Loren Mell, a physician-scientist and clinical investigator at the University of California San Diego who reviewed the paper at our request, said the study has methodological shortcomings.

"There are numerous weaknesses to the scientific conduct of the study," which "eat into the validity of the conclusions," Mell said.

Mell took issue with the way the retrospective study selected the data. "There's a lot of assumptions that are baked into that that you would have to buy to be assured of the validity of their conclusions," he said. "There's too many flaws in that type of design."

"I think that the paper seemed to be more about advancing a predetermined position as opposed to a good faith scientific inquiry," Mell told us, referring to the paper as of "dubious scientific value."

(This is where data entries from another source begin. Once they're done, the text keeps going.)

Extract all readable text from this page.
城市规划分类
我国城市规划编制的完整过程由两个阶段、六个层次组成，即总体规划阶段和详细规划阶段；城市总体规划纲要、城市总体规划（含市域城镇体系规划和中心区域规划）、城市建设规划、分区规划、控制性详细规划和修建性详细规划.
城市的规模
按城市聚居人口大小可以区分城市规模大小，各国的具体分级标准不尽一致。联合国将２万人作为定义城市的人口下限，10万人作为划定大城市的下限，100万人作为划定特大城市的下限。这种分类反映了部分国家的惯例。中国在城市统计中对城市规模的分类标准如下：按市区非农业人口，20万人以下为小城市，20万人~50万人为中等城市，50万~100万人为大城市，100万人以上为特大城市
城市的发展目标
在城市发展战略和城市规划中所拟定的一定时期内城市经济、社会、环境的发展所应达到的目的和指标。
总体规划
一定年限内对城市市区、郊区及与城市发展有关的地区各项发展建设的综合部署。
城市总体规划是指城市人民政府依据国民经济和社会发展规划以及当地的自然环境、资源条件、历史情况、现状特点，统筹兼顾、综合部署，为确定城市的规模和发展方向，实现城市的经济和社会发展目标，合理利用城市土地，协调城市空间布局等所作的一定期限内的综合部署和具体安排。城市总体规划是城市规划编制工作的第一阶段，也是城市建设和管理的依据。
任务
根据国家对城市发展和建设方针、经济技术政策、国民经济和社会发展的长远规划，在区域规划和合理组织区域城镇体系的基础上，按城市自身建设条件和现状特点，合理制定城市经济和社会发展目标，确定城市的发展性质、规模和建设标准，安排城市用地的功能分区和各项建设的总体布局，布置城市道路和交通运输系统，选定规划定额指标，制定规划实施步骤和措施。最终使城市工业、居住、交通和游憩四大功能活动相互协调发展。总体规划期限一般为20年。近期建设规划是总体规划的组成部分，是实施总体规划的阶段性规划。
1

"The way this particular article was written, you can tell right out of the gate that these authors have a vested stake in the outcome of their study and a prior bias," Mell said. "There's nothing quite as useless as a scientist who's already made up their mind about a subject."

After their latest preprint was withdrawn, Jablonowski and Hooker immediately reposted the paper on Zenodo, a repository run by the European Organization for Nuclear Research (CERN).